I am an ophthalmologist, and wrote a code in for python for investigating eye movements.
At my desktop:
The code (python, opencv 4.3 with cuda and cudnn, dlib 19 and tiny yolov3),
works at my computer(i5-6600, 3.5GHZ cpu, 32 Gb ram and 1080ti gtx)
using the USB 4k camera and at these average speed:
at 3840-2160 resolution:
-when only dlib works : 0.085 sec (about 12 FPS)
-when tiny yolo v3 is added for both eyes seperately : 0.22 sec (about 4.5 FPS)
at 1920x1080 resolution:
-when only dlib works : 0.036 sec (about 6.7 FPS)
-when all works (tiny yolo v3 for both eyes separately : 0.17 sec (about 5.8 FPS)
It seems that 5 or even 4 FPS is ok for my work.
At Jetson Xavier:
Now I take my Jetson Xavier (MAXN), same camera with the same code. OpenCV 4.3 build from scratch with cuda and dnn, and dlib_use_cuda true and gst pipeline as:
gst_url=“v4l2src device=/dev/video0 do-timestamp=false ! image/jpeg, width=3840, height=2160, framerate=30/1 ! jpegdec ! videoconvert ! appsink drop=True max-lateness= 1 enable-last-sample =True max-buffers=1”
or
gst_url=“v4l2src device=/dev/video0 ! video/x-raw,framerate=30/1! videoscale ! videoconvert ! appsink”
or
gst_url=“v4l2src device=/dev/video0 ! jpegdec ! videoconvert ! appsink”. without significant difference:
at 3840-2160 resolution:
-when only dlib works : 0.068 sec (about 14.7 FPS)

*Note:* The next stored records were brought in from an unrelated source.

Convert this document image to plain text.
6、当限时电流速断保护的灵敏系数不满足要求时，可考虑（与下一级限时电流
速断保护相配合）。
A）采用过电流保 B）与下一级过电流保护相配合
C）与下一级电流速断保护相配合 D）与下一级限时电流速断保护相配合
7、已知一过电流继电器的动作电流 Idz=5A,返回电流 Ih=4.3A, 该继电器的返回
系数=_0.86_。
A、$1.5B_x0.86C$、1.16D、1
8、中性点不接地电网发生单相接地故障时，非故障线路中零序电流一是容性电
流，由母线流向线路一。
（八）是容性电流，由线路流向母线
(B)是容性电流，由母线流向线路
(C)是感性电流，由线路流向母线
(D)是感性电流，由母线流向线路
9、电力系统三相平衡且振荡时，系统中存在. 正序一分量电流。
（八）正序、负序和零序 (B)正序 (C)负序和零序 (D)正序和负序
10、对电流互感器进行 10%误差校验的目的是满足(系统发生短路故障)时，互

-when tiny yolo v3 is added for both eyes separately : 0.32 sec (about 3 FPS)
at 1920x1080 resolution:
-when only dlib works : 0.029 sec (about 6.7 FPS)
-when all works (tiny yolo v3 for both eyes separately : 0.27 sec (about 3.7 FPS)
Additionally I have a serious camera lag problem. I see the fps good, but there is a lag in camera : appsink drop=True max-lateness= 1 enable-last-sample =True max-buffers=1 does not have a significant effect, cap.set(cv2.CAP_PROP_FPS,5 has minimal effect. Threading in OpenCV capture had no significant effect too.
Options:
1- Python and OpenCV is amateur. Nvidia is a more professional company. As a doctor you should go and do your job and leave this to professional hands, let the code be written from scratch with c+, gstreamer tensorrt and more fancy nvidia staff.
2- Change your camera. A Csi camera would work nvarguscamera (instead of v42l) and you might easily apply the NVMM so that you can use GPU and all would be faster without your buffer lag. Of course you need a csi carrier board. Luckily there are cheap csi camera carrier boards for single camera.
3-Optimizing the pipeline in gst streamer is enough. Even beginning with v42l, you can lead memory to gpu and work faster in jetson family embedded
4-Change opencv settings and opencv code… or build it with additional flags (additional to cuda,cudnn, v42l etc add openGL support or something else)
5- Try to work for a faster yolo, that is the bottleneck. Learn nvidia stuff such as deepstream sdk, tensor rt. Besides, this is eventually a Nvidia forum, you may not ask other stuff, such as gstreamer or opencv, as there are legal issues?
6- You forget the main thing…Which is…
Which road should I go ?? I would appreciate your help. Best regards.